Gerassimows Buch ist gar nicht so bitter, wie es aus den von mir ausgewählten Zitaten scheinen mag. Wäre das Thema nicht so traurig (und nur deswegen bin ich auf die Idee gekommen, mal einen ukrainischen Autor zu lesen), könnte man es liebevoll nennen.

Er schreibt zum Beispiel über zwei Frauen, die eine Putinistin, wie sie in der deutschen Übersetzung heißt, die andere das Gegenteil, die sich ausufernd streiten, sich bei der Begrüßung aber auch umarmen und Spaß miteinander in diesem Streit finden.

Das alles ist eine verdammte Tragödie,

die in den letzten mehr als hundert Jahren schon viele traurige Höhepunkte hatte. Und Gerassmimows Buch zeichnet davon anderthalb Monate in seinem kleinen Kosmos nach, in dem er lebt.

Da alle politisch Interessierten darum wetteifern, welches die richtige Haltung zu dieser Tragödie ist, denke ich, dass man schon auch die Ukrainer dazu hören sollte, nicht nur die Geflohenen, auch die Dagebliebenen. Und da ich keinen Bock habe hinzufahren, lese ich halt.
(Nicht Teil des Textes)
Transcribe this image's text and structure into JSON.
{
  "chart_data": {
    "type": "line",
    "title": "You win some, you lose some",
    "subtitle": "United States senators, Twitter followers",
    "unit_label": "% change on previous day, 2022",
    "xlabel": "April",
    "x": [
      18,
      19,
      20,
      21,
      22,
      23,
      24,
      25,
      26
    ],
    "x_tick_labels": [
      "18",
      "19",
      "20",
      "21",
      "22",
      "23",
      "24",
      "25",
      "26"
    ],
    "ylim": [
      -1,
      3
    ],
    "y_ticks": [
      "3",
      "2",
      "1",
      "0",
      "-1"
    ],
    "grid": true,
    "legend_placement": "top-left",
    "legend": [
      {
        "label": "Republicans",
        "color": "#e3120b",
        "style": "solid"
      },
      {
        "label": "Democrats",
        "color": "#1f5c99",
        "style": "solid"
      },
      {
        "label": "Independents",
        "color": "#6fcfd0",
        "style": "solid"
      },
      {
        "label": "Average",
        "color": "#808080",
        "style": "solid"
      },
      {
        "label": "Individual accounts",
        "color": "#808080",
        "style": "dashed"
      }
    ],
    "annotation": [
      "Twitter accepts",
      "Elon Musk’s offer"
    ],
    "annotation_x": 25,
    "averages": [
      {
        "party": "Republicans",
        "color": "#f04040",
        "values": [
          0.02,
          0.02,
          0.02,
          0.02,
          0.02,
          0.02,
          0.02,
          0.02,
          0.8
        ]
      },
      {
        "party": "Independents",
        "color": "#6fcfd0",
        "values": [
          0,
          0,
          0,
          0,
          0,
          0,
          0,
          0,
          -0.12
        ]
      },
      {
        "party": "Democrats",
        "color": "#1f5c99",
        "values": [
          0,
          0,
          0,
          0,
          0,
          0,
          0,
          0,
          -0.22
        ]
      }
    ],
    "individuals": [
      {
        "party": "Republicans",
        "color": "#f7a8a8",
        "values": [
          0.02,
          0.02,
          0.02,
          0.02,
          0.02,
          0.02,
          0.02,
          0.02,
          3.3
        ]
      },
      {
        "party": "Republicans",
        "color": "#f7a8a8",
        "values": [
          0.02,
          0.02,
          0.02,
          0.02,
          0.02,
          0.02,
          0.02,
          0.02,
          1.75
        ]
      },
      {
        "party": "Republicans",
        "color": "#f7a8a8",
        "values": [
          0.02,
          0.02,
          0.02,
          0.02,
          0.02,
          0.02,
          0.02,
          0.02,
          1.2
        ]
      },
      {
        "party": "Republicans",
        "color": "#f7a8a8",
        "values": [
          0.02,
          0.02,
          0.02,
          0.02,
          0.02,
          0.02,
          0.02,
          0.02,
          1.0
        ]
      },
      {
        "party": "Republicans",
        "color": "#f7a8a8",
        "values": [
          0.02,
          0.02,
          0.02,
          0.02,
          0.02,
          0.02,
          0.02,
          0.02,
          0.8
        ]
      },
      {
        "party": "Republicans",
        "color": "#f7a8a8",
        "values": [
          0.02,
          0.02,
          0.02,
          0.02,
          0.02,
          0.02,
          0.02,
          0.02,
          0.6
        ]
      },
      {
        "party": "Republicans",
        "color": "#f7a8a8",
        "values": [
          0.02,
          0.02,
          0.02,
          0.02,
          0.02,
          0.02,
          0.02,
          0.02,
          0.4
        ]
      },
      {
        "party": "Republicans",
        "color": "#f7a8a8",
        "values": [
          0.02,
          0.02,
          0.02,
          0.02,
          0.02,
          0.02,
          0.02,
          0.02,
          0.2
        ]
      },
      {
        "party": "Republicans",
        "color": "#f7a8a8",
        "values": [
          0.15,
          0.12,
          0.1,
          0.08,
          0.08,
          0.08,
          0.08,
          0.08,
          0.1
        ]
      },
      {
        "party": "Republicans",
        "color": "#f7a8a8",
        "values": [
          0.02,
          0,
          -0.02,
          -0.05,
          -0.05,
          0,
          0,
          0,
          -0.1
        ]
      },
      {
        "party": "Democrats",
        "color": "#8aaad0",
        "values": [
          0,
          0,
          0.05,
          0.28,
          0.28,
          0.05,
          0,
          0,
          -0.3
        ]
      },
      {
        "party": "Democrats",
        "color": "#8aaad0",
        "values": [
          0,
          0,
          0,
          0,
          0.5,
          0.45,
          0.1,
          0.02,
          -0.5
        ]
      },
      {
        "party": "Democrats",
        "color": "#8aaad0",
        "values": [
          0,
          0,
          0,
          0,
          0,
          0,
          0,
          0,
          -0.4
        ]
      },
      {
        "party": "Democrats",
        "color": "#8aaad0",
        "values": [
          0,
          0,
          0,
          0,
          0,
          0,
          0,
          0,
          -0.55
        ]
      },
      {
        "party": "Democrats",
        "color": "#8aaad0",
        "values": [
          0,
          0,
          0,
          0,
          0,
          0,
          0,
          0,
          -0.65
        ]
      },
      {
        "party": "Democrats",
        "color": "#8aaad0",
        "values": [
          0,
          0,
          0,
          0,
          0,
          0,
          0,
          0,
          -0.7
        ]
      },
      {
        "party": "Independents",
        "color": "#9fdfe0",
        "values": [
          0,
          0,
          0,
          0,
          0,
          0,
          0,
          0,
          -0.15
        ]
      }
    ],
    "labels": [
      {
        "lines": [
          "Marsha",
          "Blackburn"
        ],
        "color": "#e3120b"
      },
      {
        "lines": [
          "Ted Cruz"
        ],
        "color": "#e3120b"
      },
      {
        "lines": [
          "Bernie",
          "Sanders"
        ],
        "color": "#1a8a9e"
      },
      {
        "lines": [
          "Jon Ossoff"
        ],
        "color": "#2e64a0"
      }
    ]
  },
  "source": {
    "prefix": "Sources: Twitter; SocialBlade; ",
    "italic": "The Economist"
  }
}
Dieses Tagebuch zeichnet ein Stimmungsbild, es ist keine geeignete Lektüre, um den Kriegsverlauf nachzuzeichnen. Dazu habe ich demnächst Jutta Sommerbauer „Die Ukraine im Krieg – hinter den Frontlinien eines europäischen Konflikts“ auf der Liste. Und „Ukrainische Schicksalsjahre 2013 bis 2019“ von einem Herrn Schneider-Deters. Für gute Empfehlungen bin ich immer dankbar.